Como em toda monarquia, o governo possui seus tentáculos em todas as áreas da sociedade. No futebol, não seria diferente, e a entidade que rege o futebol local também tem em suas lideranças membros da família real. E é aqui que a história de Hakeem Al-Araibi começa. Jogador de futebol, Hakeem, hoje com 25 anos, participou dos movimentos populares realizados em 2011 (em decorrência da Primavera Árabe) e fortemente reprimidos pelo governo local. Diversos atletas participaram destas ações e foram perseguidos, de acordo com Hakeem. Preso e torturado, foi condenado em 2014 por um suposto vandalismo contra um posto policial.
Hakeem conseguiu fugir para a Austrália, onde recebeu asilo político e foi a público para acusar a federação de não proteger os atletas do país barenita. Acusou nominalmente o sheik Salman Al Khalifa, atual presidente da Confederação Asiática de Futebol e antigo mandatário do futebol do Bahrein. Na Oceania, voltou a praticar o futebol e passou por algumas equipes regionais: Green Gully, Goulburn Valley Suns, Preston Lions e Pascoe Vale. Em novembro de 2018, Hakeem e sua esposa decidiram fazer uma viagem para a Tailândia. Porém, ao chegar no país do sudeste asiático, Hakeem foi detido pela Interpol, que aceitou um pedido do governo do Bahrein, ainda que o atleta fosse um refugiado político, contrariando o regulamento da própria polícia internacional. Vale notar que a Tailândia, apesar de um país étnico e culturalmente bem diferente do Bahrein, possui o mesmo regime político e há constantes interações diplomáticas e econômicas entre as duas nações.
Não por acaso, a Tailândia é pivô em outro caso similar. Rahaf Mohammed al-Qunun, uma garota de apenas 18 anos, foi detida no país após fugir da Arábia Saudita com destino para a mesma Austrália em que Hakeem buscou refúgio. Rahaf fugiu de sua família quando estavam em viagem para o Kuwait.

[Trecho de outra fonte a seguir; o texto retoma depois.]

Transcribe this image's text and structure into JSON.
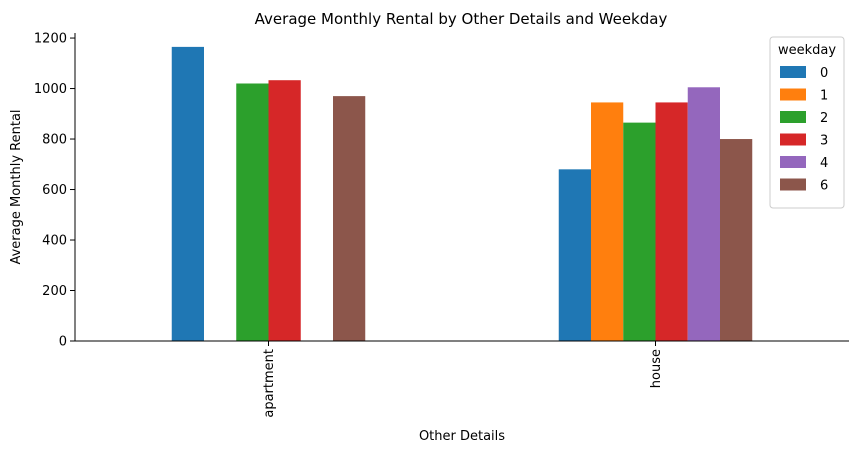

Ela teme ser morta por ter renunciado ao Islã. A pena de morte é uma das punições previstas na Sharia, a lei islâmica.
Da prisão, Hakeem se pronunciou ao The Guardian. “Eu sou um refugiado na Austrália. Eu estou com medo do governo do Bahrein. Eles vão me matar. Eu não sei o que vai acontecer aqui. Minha vida vai acabar se eu for para o Bahrein”. A FIFA, através de sua secretária geral Fatma Samoura, encaminhou um comunicado ao primeiro-ministro tailandês em defesa do jogador. Embora a situação de Hakeem seja delicada, e o temor seja evidente, há expectativa de que o caso do jogador possa ter um final similar ao de Rahaf, que deve conseguir em breve asilo no Canadá. Enquanto isso, Hakeem sofre com sua condição. “Nós viemos para a Tailândia para passar algumas semanas de felicidade, mas me arrependo agora. Gostaria de nunca ter deixado a Austrália”.